SuedeNight Thoughts

Niemand jammert so schön wie Brett Anderson. Ob auf Suedes Debüt vor 23 Jahren, dem kommerziellen Höhepunkt drei Jahre später, seinem Ausflug mit The Tears oder komplett solo: Das Leid der Welt, ohne allzu pathetisch und weinerlich zu klingen, auf den Punkt zu bringen und dabei vom einen auf den anderen Moment in höchste Glücksgefühle umzukippen, ist eine Kunst, die er wie kein Zweiter beherrscht. Dabei ist das Motiv fast egal. Früher ging es um die ganz große Politik, um das Vereinigte Königreich, um Europa. Spätestens bei Andersons intimen Soloalben liegt der Fokus auch bei Suede aber auf dem Persönlichen, in „Night Thoughts“ mehr denn je.

Bestätigt ist es zwar nicht, aber es wäre wenig verwunderlich, wenn sich Suede bei der Namensgebung und Themenfindung nicht auf Edward Youngs gleichnamiges Gedicht aus der Mitte des 18. Jahrhunderts gestützt hätten. Voller Titel: „The Complaint: Or, Night-Thoughts On Life, Death, & Immortality”. Ein ganzer Berg düsterer Gedanken also, ebenso ein großer Anspruch, an dem man leicht scheitern könnte. Die Band meistert die Aufgabe auf den ersten Blick geschickt und zeigt sich vor allem wie gewohnt extrem geschmackssicher, was große, bedeutungsschwere Melodiebögen angeht. Zusammen mit Andersons Gespür für den passenden Pathos sollten das eigentlich vorzügliche Voraussetzungen für ein Album nach Maß sein. Doch ganz rund läuft es nicht. Denn „Night Thoughts“ hat vermehrt mit den Luxus- oder je nach Blickwinkel elementaren Problemen zu kämpfen, die sich schon auf dem Vorgängerwerk andeuteten.

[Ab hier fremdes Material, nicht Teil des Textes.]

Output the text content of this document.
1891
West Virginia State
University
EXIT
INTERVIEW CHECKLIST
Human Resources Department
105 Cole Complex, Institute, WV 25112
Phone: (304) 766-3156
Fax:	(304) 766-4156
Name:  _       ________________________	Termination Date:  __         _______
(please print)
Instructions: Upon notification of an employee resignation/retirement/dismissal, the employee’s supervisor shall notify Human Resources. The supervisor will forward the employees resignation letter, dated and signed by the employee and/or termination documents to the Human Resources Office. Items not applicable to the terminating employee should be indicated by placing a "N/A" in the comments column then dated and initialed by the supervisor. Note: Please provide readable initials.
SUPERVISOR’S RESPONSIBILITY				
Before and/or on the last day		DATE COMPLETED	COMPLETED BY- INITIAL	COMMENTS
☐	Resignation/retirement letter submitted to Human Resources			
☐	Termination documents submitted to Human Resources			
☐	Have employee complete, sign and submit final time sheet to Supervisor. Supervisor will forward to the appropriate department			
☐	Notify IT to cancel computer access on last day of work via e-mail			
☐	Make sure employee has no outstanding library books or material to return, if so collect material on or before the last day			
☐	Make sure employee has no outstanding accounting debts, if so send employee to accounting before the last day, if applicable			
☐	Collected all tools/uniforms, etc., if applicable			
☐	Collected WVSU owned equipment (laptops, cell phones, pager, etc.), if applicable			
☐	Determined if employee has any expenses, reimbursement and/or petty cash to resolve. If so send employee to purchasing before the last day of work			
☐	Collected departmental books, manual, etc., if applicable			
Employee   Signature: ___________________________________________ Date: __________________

Pompöse Arrangements legen sich voluminös und allzu perfekt über die Schwermütigkeit, das Zusammenspiel der Kräfte gerät zusehends aus den Fugen. Solange die Balance zwischen Andersons Lamentieren und der Dynamik der melodielastigen sowie orchestralen Momente gewahrt bleibt, ist das Ergebnis mitreißend („No Tomorrow“, „The Fur & The Feathers“), doch zwei, drei Mal zu oft gerät die Grundidee dadurch zu deutlich in den Hintergrund. Bestes Beispiel hierfür ist „I Don’t Know How To Reach You“. Während Anderson mit zwischenmenschlichen Problemen hadert, kommt die musikalische Begleitung eher einem euphorischen Triumphzug gleich. Etwas mehr Bescheidenheit wäre hier, wie auch bei einigen anderen Songs, angebracht gewesen. Schließlich leidet durch diese ohne Not herbeigeführte, übertriebene Zugänglichkeit auch der Langzeitwirkung des Albums.